For the first time ever, German consumers are about to see a drop in the surcharge they pay for renewable energy.
Germany’s green energy policies include long-term contracts that require feeding renewables like wind and solar into the grid while guaranteeing them above-market rates. The goal is to build out the country’s renewable generation capacity, but the costs of the scheme are passed on to consumers through a surcharge on their electricity bills. It was introduced in 2000, and has risen every year since — including a fivefold jump since 2009 — and currently stands at 6.24 euro cents (7.99 U.S. cents) per kilowatt-hour.
But Germany’s four major grid operators recently released a joint statement saying that surcharge would fall to 6.17 euro cents (7.8 U.S. cents) in 2015, according to Renewable Energy World. The surcharge is expected to drop again in 2016 to 6.05 euro cents, then tick back up slightly to 6.2 euro cents in 2017.
As of now, the average German home pays around €220 ($281.53) a year to finance the country’s clean energy through the surcharge. That’s left the country’s household power costs the second-highest in the European Union.
“[The reduced price] shows that we have successfully stopped the cost dynamic of the past years,” said Germany’s Economy Minister Sigmar Gabriel in a statement e-mailed by his ministry. “This will help stabilize power prices for consumers.” Federations representing large swaths of German industry insist, however, that much more needs to be done to bring the costs down, and the surcharge has been a political thorn in the side of Chancellor Angela Merkel’s government for years.
However, support for the country’s green energy policies remains high among the German populace, arguably because the citizens themselves locally own half the country’s renewable capacity — meaning they benefit from the returns on investment even as they pay the surcharge.
Interestingly, Germany also enjoys unusually low prices in its electricity wholesale market — where the big producers and distributors buy and sell power before turning around and repackaging it with the surcharge for everyday customers. Many of the long-term contracts that underlie Germany’s green energy push are set to expire in the next few years, which should bring residential costs more in line with prices in the wholesale market.
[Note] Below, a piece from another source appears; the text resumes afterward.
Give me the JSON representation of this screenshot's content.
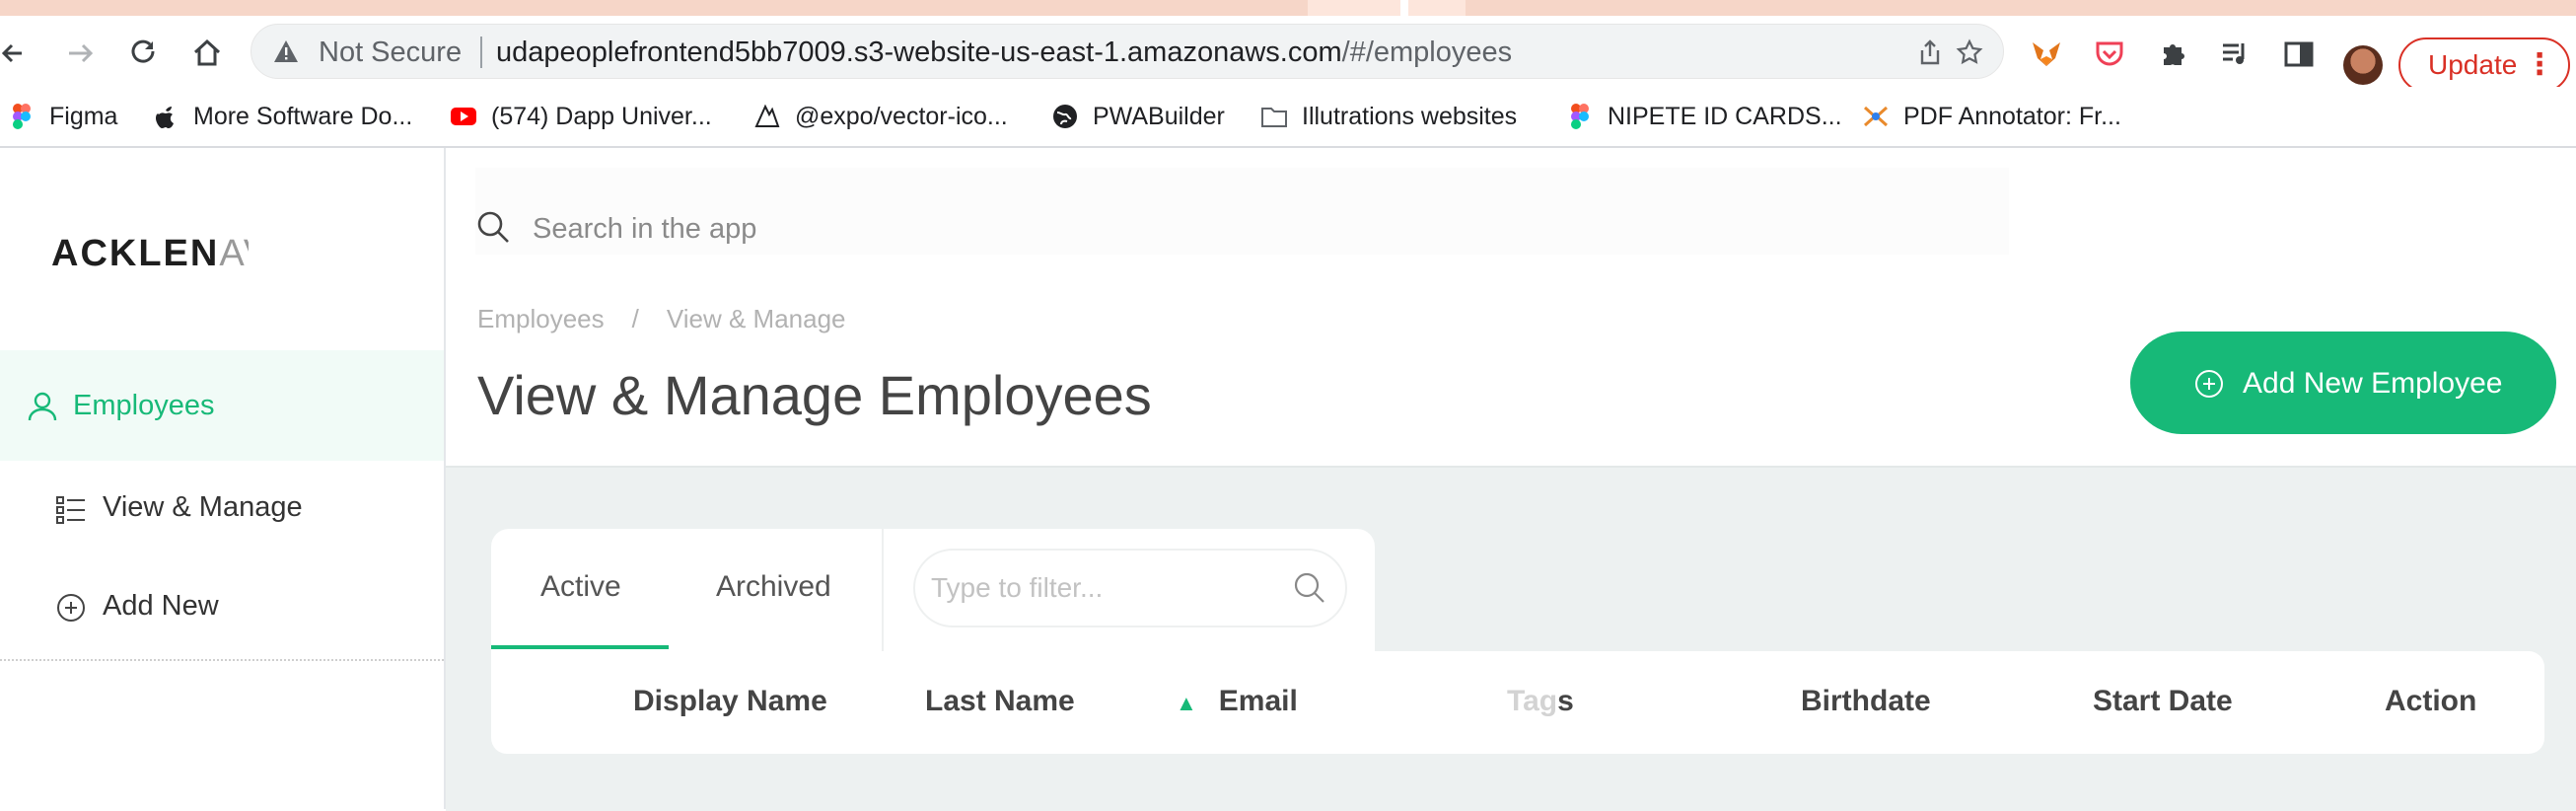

And while Germany faces high costs, it also enjoys one of the most reliable grids in the advanced world. Its power went offline an average of only 16 minutes per customer in 2008, beating out almost every other developed western country, and leaving the U.S. — which lost an average of 244 minutes per customer — far behind in the dust. That’s not what’s generally expected from big efforts to expand renewable generation, which observers assume will increase grid unreliability because of the intermittency of wind and solar. But Germany has successfully put together a national policy to coordinate different forms of power on its grid at different times, smoothing out transitions and allowing the grid to make do with less of the baseload power fossil fuels have traditionally provided. The costs of this coordination often get passed on to consumers again, but it results in reliable power consumption.
In the short term, the internal dynamics of Germany’s power grid and its policies have perversely led to a modest increase in coal power generation, thanks to a drop in natural gas generation and the country’s decision to phase out its nuclear power after the Fukushima disaster. But Germany remains committed to getting 80 per cent of its power from renewable sources by 2050. And it successfully took one third of its power green in the first half of 2014.